Common Look-Alikes and How to Tell Them Apart

  • Owyhee Blue Agate: translucent with banding and a glow; the jasper is opaque and stony.
  • Owyhee Jasper (general): browner, picture-jasper patterning rather than dominant blue.
  • Sodalite: softer (5.5-6), often bonded with white calcite veins.
  • Dyed howlite or magnesite: much softer (Mohs 3-3.5), can be scratched by a knife, and color concentrates in veins.
  • Blue chalcedony: translucent, lacks the opaque mottled jasper body.

Where It Is Found

Owyhee Blue Jasper occurs in the volcanic terrains of southeastern Oregon and southwestern Idaho, formed as silica replaced and filled ash-rich volcanic rock. Collectors find it as float and in-situ seams in desert washes and weathered rhyolite outcrops across the Owyhee uplands.

Frequently asked questions

How can you tell if it is real Owyhee Blue Jasper?

It is opaque, blocks light at the edges, has a hardness around 7 that scratches glass, a white streak, no acid reaction, and shows natural iron/manganese mottling rather than vein-bound dye.

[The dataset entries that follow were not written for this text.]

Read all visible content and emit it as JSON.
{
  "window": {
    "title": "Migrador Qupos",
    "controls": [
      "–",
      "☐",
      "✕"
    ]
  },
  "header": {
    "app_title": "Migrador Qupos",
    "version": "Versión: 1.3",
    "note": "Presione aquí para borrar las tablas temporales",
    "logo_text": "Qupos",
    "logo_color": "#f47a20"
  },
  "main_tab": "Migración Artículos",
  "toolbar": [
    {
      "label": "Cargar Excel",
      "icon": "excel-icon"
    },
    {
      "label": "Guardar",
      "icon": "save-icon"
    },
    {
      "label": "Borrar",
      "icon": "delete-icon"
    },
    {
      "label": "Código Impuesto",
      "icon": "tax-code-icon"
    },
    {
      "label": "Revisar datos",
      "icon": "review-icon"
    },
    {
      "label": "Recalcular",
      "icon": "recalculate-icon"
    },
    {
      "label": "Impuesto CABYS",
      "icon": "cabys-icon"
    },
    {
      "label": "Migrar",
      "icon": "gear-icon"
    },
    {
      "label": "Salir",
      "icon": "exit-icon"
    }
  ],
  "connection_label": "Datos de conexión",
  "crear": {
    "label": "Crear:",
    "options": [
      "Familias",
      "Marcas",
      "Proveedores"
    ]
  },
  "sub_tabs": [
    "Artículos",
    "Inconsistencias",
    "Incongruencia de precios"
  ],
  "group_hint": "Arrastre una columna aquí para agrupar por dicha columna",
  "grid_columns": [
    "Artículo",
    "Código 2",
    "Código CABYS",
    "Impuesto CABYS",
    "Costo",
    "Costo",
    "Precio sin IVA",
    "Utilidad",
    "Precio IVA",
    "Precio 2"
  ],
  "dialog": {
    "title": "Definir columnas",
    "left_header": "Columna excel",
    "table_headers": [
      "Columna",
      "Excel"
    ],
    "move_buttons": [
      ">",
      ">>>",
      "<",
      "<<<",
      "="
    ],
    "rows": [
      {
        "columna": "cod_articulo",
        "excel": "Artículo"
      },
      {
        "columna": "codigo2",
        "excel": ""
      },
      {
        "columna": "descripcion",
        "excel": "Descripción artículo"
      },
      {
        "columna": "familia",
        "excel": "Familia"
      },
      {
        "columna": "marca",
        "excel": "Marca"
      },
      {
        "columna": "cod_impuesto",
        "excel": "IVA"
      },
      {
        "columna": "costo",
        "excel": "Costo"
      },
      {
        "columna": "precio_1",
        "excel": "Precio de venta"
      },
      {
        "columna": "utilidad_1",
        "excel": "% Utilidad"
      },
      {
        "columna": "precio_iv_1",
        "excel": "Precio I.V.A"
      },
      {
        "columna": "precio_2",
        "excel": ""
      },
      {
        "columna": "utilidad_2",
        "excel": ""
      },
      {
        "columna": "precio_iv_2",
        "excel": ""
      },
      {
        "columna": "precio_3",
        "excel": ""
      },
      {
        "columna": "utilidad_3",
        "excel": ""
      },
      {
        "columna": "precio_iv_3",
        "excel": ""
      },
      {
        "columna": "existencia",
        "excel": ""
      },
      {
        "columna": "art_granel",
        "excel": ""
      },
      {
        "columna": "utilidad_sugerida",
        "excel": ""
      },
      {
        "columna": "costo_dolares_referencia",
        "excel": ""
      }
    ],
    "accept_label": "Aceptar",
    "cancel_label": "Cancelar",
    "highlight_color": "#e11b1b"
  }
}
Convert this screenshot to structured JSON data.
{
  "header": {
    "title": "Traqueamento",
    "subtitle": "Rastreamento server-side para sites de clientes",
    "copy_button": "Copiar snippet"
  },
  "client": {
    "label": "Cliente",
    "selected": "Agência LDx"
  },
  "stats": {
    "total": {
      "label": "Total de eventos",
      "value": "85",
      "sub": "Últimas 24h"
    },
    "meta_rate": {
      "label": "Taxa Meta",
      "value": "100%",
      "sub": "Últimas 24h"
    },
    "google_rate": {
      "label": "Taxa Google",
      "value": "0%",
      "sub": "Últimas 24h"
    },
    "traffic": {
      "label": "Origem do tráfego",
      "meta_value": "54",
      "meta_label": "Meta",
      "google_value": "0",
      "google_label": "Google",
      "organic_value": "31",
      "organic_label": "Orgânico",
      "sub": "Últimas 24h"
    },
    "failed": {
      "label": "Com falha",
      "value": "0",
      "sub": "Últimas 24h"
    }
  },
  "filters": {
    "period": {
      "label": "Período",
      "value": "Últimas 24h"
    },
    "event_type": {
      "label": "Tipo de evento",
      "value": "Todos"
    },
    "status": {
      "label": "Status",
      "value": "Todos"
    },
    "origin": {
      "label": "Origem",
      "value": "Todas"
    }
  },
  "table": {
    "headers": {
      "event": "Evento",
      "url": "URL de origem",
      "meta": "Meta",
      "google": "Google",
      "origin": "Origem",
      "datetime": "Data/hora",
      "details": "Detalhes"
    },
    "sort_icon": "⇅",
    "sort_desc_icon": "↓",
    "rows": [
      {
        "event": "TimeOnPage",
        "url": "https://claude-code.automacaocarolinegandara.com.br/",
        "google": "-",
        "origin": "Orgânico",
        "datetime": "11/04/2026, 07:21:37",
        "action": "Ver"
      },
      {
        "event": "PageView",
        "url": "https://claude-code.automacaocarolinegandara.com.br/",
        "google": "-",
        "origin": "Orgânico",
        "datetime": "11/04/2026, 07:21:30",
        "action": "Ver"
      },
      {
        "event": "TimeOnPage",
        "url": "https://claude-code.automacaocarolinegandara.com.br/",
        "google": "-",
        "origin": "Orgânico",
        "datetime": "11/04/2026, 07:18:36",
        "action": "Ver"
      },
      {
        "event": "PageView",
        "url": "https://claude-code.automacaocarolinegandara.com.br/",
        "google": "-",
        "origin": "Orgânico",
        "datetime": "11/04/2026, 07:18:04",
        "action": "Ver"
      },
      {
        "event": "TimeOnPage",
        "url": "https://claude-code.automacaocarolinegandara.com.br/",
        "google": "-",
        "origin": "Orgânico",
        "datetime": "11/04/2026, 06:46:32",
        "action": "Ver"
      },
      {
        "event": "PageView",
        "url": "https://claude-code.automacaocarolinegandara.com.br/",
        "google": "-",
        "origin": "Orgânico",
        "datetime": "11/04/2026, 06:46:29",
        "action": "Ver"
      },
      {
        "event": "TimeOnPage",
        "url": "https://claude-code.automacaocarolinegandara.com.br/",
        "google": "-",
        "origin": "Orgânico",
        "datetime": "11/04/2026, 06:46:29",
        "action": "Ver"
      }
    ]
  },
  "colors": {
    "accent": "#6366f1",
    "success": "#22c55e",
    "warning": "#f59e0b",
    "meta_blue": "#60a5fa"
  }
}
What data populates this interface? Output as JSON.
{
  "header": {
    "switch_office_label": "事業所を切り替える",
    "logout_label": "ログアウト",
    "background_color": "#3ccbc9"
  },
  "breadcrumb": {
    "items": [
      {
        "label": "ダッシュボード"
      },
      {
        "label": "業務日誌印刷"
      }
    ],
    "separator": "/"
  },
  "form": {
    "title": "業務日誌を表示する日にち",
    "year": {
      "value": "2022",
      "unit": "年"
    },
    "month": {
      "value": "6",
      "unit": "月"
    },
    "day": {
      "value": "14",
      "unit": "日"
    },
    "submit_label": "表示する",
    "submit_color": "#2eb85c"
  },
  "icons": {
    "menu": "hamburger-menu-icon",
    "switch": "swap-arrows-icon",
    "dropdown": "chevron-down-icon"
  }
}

What is the difference between Owyhee Blue Jasper and Owyhee Blue Agate?

The jasper is opaque and stony, while the agate is translucent, banded, and glows when light passes through thin edges.

Is Owyhee Blue Jasper dyed?

Genuine material is naturally blue-gray from trace minerals; dyed look-alikes such as howlite are much softer (Mohs 3-3.5) and show color trapped in cracks.

Where does Owyhee Blue Jasper come from?

From the Owyhee region of southeastern Oregon and southwestern Idaho, where silica filled and replaced volcanic rock.